Most feature-length films find their way to Baltimore sooner or later

People often ask why it takes so long for a film like "The Commitments" to reach Baltimore? Or why it takes so long for a movie like "The Pope Must Die" to reach the city when it opens elsewhere around the country weeks before.

Well, the answer is complex.


According to a spokesman for one of the local agencies that handles major studio accounts, openings are based on time, availability and the film itself. And in some cases, it's because Baltimore is not New York, Washington, Los Angeles, Chicago or Philadelphia, all of which are better movie towns than Baltimore.

Baltimore, in fact, ranks about 22nd on the national scale, which means that when a "big" film like "Terminator 2" is released across the country, we will see it the same time other cities do. But special films are given special treatment. In some cases, the TC distributors prefer that Baltimore wait until other cities have seen a movie. Which is the case with "The Commitments," a film that opens here tomorrow but has already been showing -- and well-received -- in other cities.


Timed release dates such as this are called "platforming." What producers are looking for is word-of-mouth praise. So that by the time a film reaches Baltimore, the potential audience is already there.

The agency spokesman, who declined to be named, added that some films suffer because Baltimore does not have enough film houses. Distributors are not always able to place certain films in houses where they would do best. And in some cases, local exhibitors are reluctant to rid themselves of titles that are still making money to make way for other films.

In other cases, special films are destined to play only at the Charles, and here, too, the distributor must wait until there is a slot available. The Charles plans its schedule several months in advance.

Baltimore does, however, get most films, though those that die quickly in the bigger markets may not reach here. In this case, the distributors think it unwise to throw good money after bad, as the saying goes.

There are also cases in which the distributor, hoping to book his film in the more commercial theaters, will hold off until it is too late. In such instances, these films never make it here because by the time the distributor is willing to agree to lesser terms, the theater owners are no longer interested -- the moment has passed.


One of those more special films is currently on view at the Charles, where it will remain through Sunday. It is "An Angel on My Shoulder," a film made in New Zealand and directed by Jane Compton.
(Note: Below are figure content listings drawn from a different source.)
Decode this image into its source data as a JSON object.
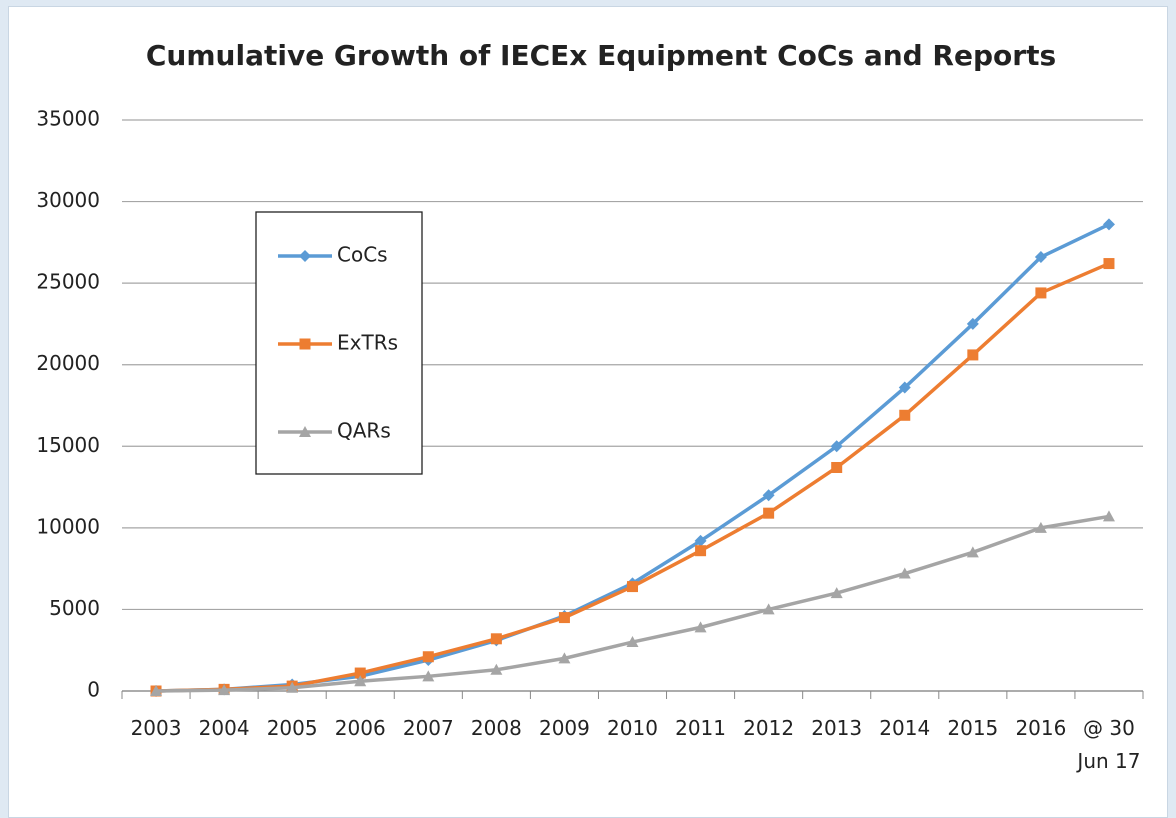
{
  "chart_data": {
    "type": "line",
    "title": "Cumulative Growth of IECEx Equipment CoCs and Reports",
    "categories": [
      "2003",
      "2004",
      "2005",
      "2006",
      "2007",
      "2008",
      "2009",
      "2010",
      "2011",
      "2012",
      "2013",
      "2014",
      "2015",
      "2016",
      "@ 30 Jun 17"
    ],
    "series": [
      {
        "name": "CoCs",
        "color": "#5b9bd5",
        "marker": "diamond",
        "values": [
          0,
          100,
          400,
          900,
          1900,
          3100,
          4600,
          6600,
          9200,
          12000,
          15000,
          18600,
          22500,
          26600,
          28600
        ]
      },
      {
        "name": "ExTRs",
        "color": "#ed7d31",
        "marker": "square",
        "values": [
          0,
          100,
          300,
          1100,
          2100,
          3200,
          4500,
          6400,
          8600,
          10900,
          13700,
          16900,
          20600,
          24400,
          26200
        ]
      },
      {
        "name": "QARs",
        "color": "#a5a5a5",
        "marker": "triangle",
        "values": [
          0,
          50,
          200,
          600,
          900,
          1300,
          2000,
          3000,
          3900,
          5000,
          6000,
          7200,
          8500,
          10000,
          10700
        ]
      }
    ],
    "ylim": [
      0,
      35000
    ],
    "yticks": [
      0,
      5000,
      10000,
      15000,
      20000,
      25000,
      30000,
      35000
    ],
    "grid": true
  }
}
The film, two hours and 40 minutes long, is based on the autobiography of Janet Frame, poet and novelist, who was born in the South Island in 1924, to a family of seven -- mother, father, three sisters and one brother. They had more than their share of tragedy. Two sisters drowned, the brother was an epileptic and Janet was diagnosed as being schizophrenic.


In the film, she is sent to a hospital where the doctors are considering doing a pre-frontal lobotomy. Happily, she is spared when her work as a poet and a novelist begins to win prize after prize.

Released from the hospital, Frame travels Europe where she has an affair, learns her illness had been misdiagnosed, then returns to New Zealand where she is recognized as a woman of accomplishment.

The film covers Frame's life from early childhood on, and in a word, it's fascinating. It is interesting to see that the New Zealand school system had the same kind of problems American schools had during those pre-World War II days -- insensitive teachers and bullies.

Frame's parents, however, were marvelous people, understanding and patient; Frame is lucky to have had them, and we are lucky to be able to see this film. The worst thing you can say about it is that it is occasionally sketchy. But it is still engrossing. Kerry Fox is Frame as a young woman. She is superb.


The cast recording of "The Will Rogers Follies," currently playing the Palace on Broadway in New York, is now available at record outlets, and if you don't want to invest in the album, you can buy one of two singles, the first such to be released in 20 years, according to the producers of the show.


The singles are "I Never Met a Man I Didn't Like" and "Look Around," both of which are sung by the star of the show, Keith Carradine.

It's a beautiful show. Tommy Tune directed, and he has come remarkably close to reproducing the routines Busby Berkley did in all those Warner musicals of the '30s. Others have have tried, but Tune has done it.


If you are a "Baldwin spotter," there's one in "Harley Davidson and the Marlboro Man," currently showing in area theaters. He's Daniel Baldwin, brother to Alec ("Hunt for the Red October") and William ("Backdraft"). Daniel plays one of the uniformed goons who dresses in black and prowls the streets, hoping to dispose of the lead characters, played by Mickey Rourke and Don Johnson. Baldwin is the one with the piercing blue eyes.